Efectivamente, yo había escrito esa boutade. ¡Marchán me había leído! Me conmovió.
—También escribió un cuento sobre una mujer que nunca se reía y medio arruinaba la vida de un payaso.
—Es cierto —reconocí.
—Pues fíjese: nunca me gustaron las mujeres, pero las hice reír como si las adorara. No se resistieron a mis encantos de clown… para reír, me refiero. Pero en un bar de catacumbas porteño, El Vikingo, como el Bar Baro, pero con una referencia kitsch a Titanes en el Ring, conocí a un espectador que nunca se reía de mis chistes.
—A todos los cómicos les ha pasado alguna vez —lo alenté.

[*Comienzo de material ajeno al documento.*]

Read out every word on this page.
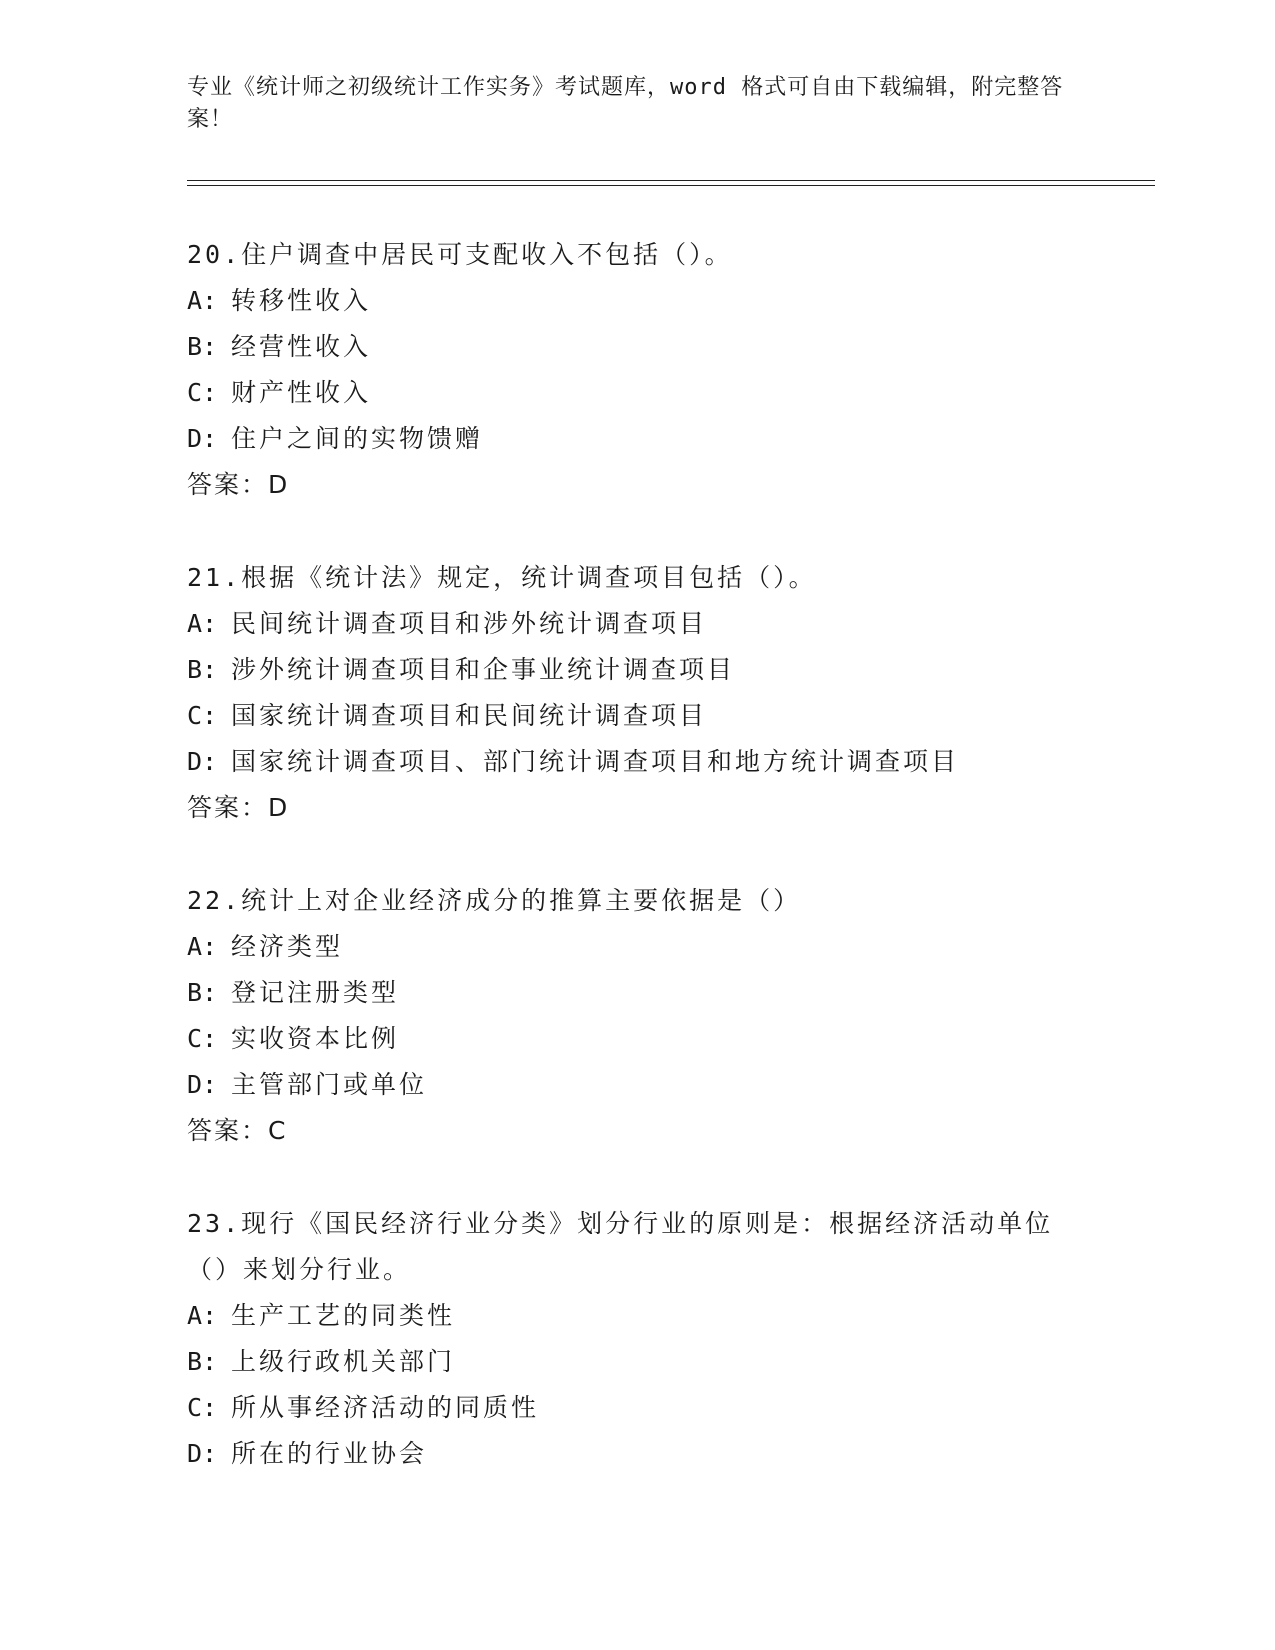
专业《统计师之初级统计工作实务》考试题库，word 格式可自由下载编辑，附完整答案！
20.住户调查中居民可支配收入不包括（）。
A: 转移性收入
B: 经营性收入
C: 财产性收入
D: 住户之间的实物馈赠
答案：D
21.根据《统计法》规定，统计调查项目包括（）。
A: 民间统计调查项目和涉外统计调查项目
B: 涉外统计调查项目和企事业统计调查项目
C: 国家统计调查项目和民间统计调查项目
D: 国家统计调查项目、部门统计调查项目和地方统计调查项目
答案：D
22.统计上对企业经济成分的推算主要依据是（）
A: 经济类型
B: 登记注册类型
C: 实收资本比例
D: 主管部门或单位
答案：C
23.现行《国民经济行业分类》划分行业的原则是：根据经济活动单位（）来划分行业。
A: 生产工艺的同类性
B: 上级行政机关部门
C: 所从事经济活动的同质性
D: 所在的行业协会
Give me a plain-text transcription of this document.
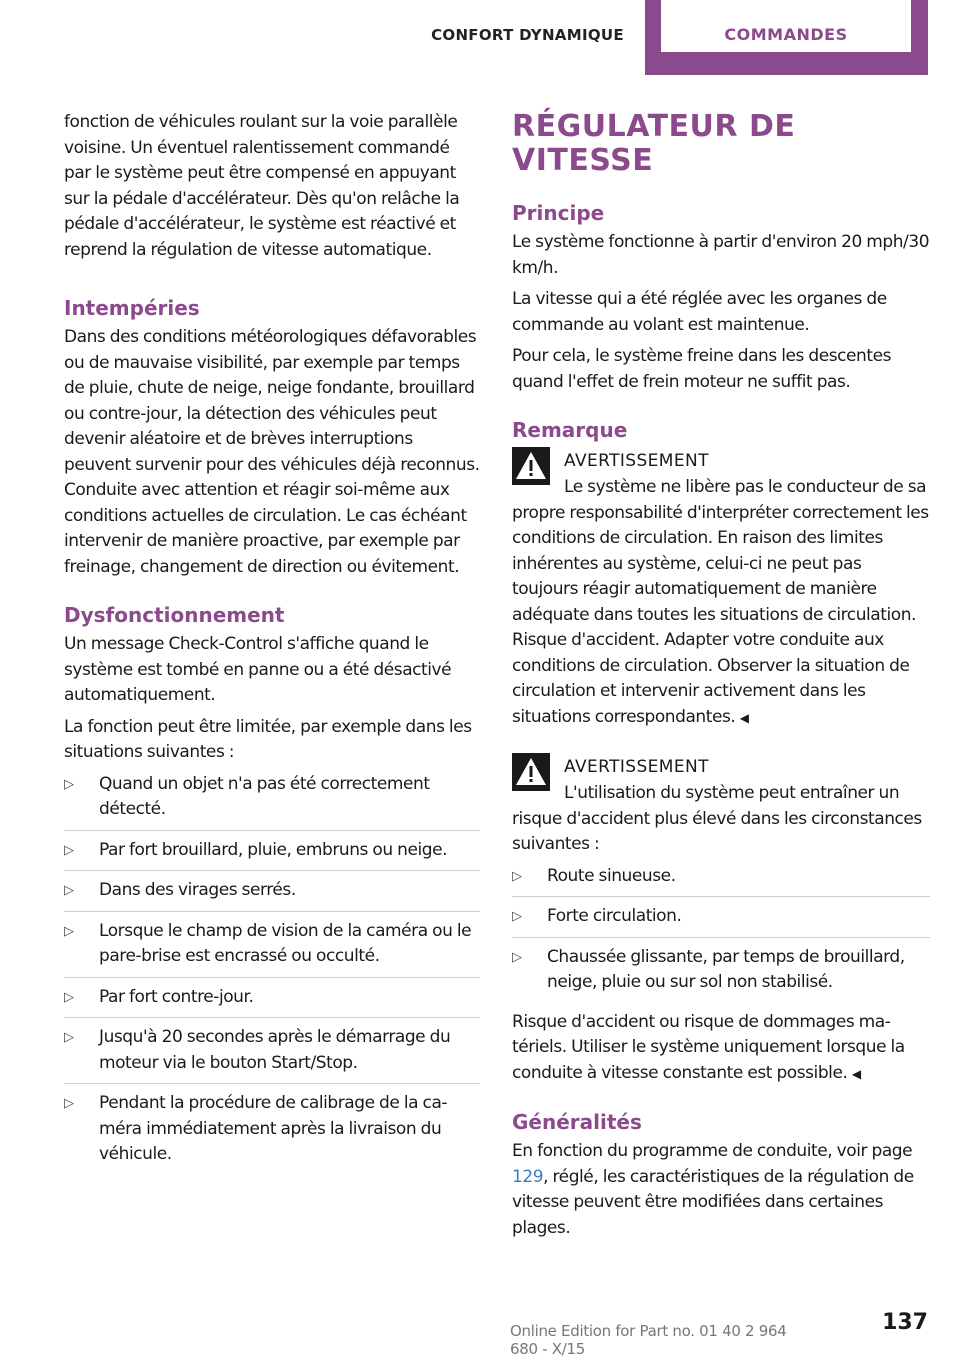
CONFORT DYNAMIQUE	COMMANDES

fonction de véhicules roulant sur la voie parallèle voisine. Un éventuel ralentissement commandé par le système peut être compensé en appuyant sur la pédale d'accélérateur. Dès qu'on relâche la pédale d'accélérateur, le système est réactivé et reprend la régulation de vitesse automatique.

Intempéries

Dans des conditions météorologiques défavorables ou de mauvaise visibilité, par exemple par temps de pluie, chute de neige, neige fondante, brouillard ou contre-jour, la détection des véhicules peut devenir aléatoire et de brèves interruptions peuvent survenir pour des véhicules déjà reconnus. Conduite avec attention et réagir soi-même aux conditions actuelles de circulation. Le cas échéant intervenir de manière proactive, par exemple par freinage, changement de direction ou évitement.

Dysfonctionnement

Un message Check-Control s'affiche quand le système est tombé en panne ou a été désactivé automatiquement.

La fonction peut être limitée, par exemple dans les situations suivantes :

▷ Quand un objet n'a pas été correctement détecté.
▷ Par fort brouillard, pluie, embruns ou neige.
▷ Dans des virages serrés.
▷ Lorsque le champ de vision de la caméra ou le pare-brise est encrassé ou occulté.
▷ Par fort contre-jour.
▷ Jusqu'à 20 secondes après le démarrage du moteur via le bouton Start/Stop.
▷ Pendant la procédure de calibrage de la caméra immédiatement après la livraison du véhicule.
RÉGULATEUR DE VITESSE
Principe

Le système fonctionne à partir d'environ 20 mph/30 km/h.

La vitesse qui a été réglée avec les organes de commande au volant est maintenue.

Pour cela, le système freine dans les descentes quand l'effet de frein moteur ne suffit pas.

Remarque
AVERTISSEMENT

Le système ne libère pas le conducteur de sa propre responsabilité d'interpréter correctement les conditions de circulation. En raison des limites inhérentes au système, celui-ci ne peut pas toujours réagir automatiquement de manière adéquate dans toutes les situations de circulation. Risque d'accident. Adapter votre conduite aux conditions de circulation. Observer la situation de circulation et intervenir activement dans les situations correspondantes. ◀

AVERTISSEMENT

L'utilisation du système peut entraîner un risque d'accident plus élevé dans les circonstances suivantes :

▷ Route sinueuse.
▷ Forte circulation.
▷ Chaussée glissante, par temps de brouillard, neige, pluie ou sur sol non stabilisé.

Risque d'accident ou risque de dommages matériels. Utiliser le système uniquement lorsque la conduite à vitesse constante est possible. ◀

Généralités

En fonction du programme de conduite, voir page 129, réglé, les caractéristiques de la régulation de vitesse peuvent être modifiées dans certaines plages.

Online Edition for Part no. 01 40 2 964 680 - X/15
137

—No así —respondió Marchán— Este señor serio me perseguía. Era muy buen mozo: de bigote. Yo no militaba en ninguna de esas algaradas, pero perfectamente pudo haber sido un policía. Cada vez que remataba con uno de mis gags, lo primero que veía eran sus labios rectos, impasibles, con su bigote advirtiéndome que yo era un fracaso, que nunca haría reír a nadie.
—Pero el resto del público reía —comenté.
—No me interesaba: ese rostro hierático era la sentencia.
—Como el padre de Amadeus —aporté.
—Amadeus triunfó —me desmintió Marchán.
—¿Alguna vez descubrió por qué se le aparecía en todos los shows? —inquirí.
—Quizás admiraba un matiz de mi performance que yo desconocía —especuló Marchán, como si lo hubiera pensado durante décadas—. O me despreciaba tanto por mi falta de talento que deseaba manifestarlo en cada función. O simplemente quería tener algo conmigo. Nunca lo supe. Pero gracias a él me dediqué a hacer teatro serio: Hamlet.
Su pronunciación y petulancia al decirlo, me recordaron el sketch de Ana María Campoy donde ella terminaba diciendo: «Chéjov». La solemnidad del tono de Marchán me recordó la viñeta de Lauzier, en un episodio de sus Cosas de la vida: “Hasta las verdades parecen chorradas en tu boca, tío”.
—¿Lo volvió a ver alguna vez? —consulté, como prolegómeno a mi partida.
—Lo veo todos los días —me señaló la calavera. Y agregó:
—Fíjese cómo se ríe ahora.
Efectivamente, como acoté al comienzo, entre ustedes y yo, la calavera se reía.
Podía preguntarle cómo había conseguido el cráneo de su némesis, y probablemente eso sí hubiera dado pie a la nota que nunca publiqué y no a esta remembranza sin nombres verdaderos.
Me ofreció un té de tilo, eran las once de la mañana y le dije que debía marcharme, que mi tren salía dentro de dos horas.